Google Ventures has landed. As trailed in July, the investment arm of the world’s second favorite technology firm has manifested in London. Yesterday, Google Ventures set out its strategy for investing $100m in Europe and disclosed who it’s hired to lead the new unit.
The five new partners at Google Ventures’ London office are:
1. Eze Vidra – a former senior product manager at Ask.com, principal product manager for EU search at AOL, tech entrepreneur and head of ‘Google Campus’ (Google’s London start-up hub).
2. Peter Read – an Oxford graduate and INSEAD MBA who (seemingly) went straight into becoming a successful angel investor.
3. Tom Hulme – a Bristol University physics graduate with a Harvard MBA who made his money as a sports car manufacturer and inventor of a new magnetic filtration method before getting into angel investing.
4. Avid Larizadeh – a Stanford University graduate with a Harvard MBA and a history of working as a product manager for eBay and Skype before setting up her own, ‘luxury bazaar of fashion accessories’ (Bottica.com) and becoming an angel investor.
5. MG Siegler – a former film script writer, journalist, columnist and programme director at AOL.
So, none of Google’s investment specialists has ever done anything as conventional as working in a bank. In fact, none of Google’s investment specialists has ever done anything as boring as spending a chunk of their lives working for a large corporate – the closest any of them came to this was Larizadeh’s three years at eBay.
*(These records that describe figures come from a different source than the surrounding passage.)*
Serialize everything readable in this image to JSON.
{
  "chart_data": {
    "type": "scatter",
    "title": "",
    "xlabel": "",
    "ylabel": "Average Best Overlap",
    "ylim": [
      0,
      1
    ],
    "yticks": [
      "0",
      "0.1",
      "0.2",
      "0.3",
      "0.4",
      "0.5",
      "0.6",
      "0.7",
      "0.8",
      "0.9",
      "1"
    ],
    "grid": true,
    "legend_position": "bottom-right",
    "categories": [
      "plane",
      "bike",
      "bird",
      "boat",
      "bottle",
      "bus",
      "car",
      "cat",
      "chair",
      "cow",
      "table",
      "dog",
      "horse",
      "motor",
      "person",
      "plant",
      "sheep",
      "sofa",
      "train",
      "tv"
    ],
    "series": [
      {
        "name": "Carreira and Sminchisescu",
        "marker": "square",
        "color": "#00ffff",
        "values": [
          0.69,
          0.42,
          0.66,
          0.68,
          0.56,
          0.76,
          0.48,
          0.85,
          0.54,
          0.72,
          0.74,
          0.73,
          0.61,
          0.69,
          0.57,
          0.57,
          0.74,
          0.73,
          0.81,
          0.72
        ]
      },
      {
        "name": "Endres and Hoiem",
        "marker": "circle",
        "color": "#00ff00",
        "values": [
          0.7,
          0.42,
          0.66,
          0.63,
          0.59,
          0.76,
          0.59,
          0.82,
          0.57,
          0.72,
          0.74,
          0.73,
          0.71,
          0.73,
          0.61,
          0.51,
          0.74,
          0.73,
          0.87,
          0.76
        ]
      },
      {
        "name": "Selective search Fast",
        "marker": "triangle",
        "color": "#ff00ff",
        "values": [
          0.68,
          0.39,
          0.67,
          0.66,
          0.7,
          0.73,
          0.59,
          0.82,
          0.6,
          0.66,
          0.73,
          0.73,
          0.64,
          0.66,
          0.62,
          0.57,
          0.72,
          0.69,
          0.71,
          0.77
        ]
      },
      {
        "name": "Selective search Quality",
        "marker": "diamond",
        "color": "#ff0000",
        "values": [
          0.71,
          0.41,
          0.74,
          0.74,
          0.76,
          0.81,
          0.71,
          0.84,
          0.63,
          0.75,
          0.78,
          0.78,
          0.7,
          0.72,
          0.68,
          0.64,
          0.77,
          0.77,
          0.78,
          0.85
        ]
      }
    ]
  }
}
Google’s investment specialists make bankers look boring and unadventurous. While bankers work the corporate treadmill in search of ever-more elusive rewards, Google’s men (and woman) have been starting companies, writing columns, making films and designing sports cars. And they’ve still earned more than bankers. And several of them look like surf bums.
More than anything though, Google’s hires illustrate how tech investing is its own universe in which bankers’ valuation and analysis skills are obsolete. This is somewhat the case with all early-stage investing, but as blogger Felix Salmon remarked recently, it’s especially the case in tech. Even late stage deals in the tech industry aren’t based on product synergies, said Salmon – they’re based on an assessment of whether a product is revolutionary and a leader is visionary. Bankers aren’t equipped to judge that. Product specialists with a strong tech pedigree are. From a banker’s perspective, that might not be so bad – if only the tech sector didn’t seem so much sexier than their own.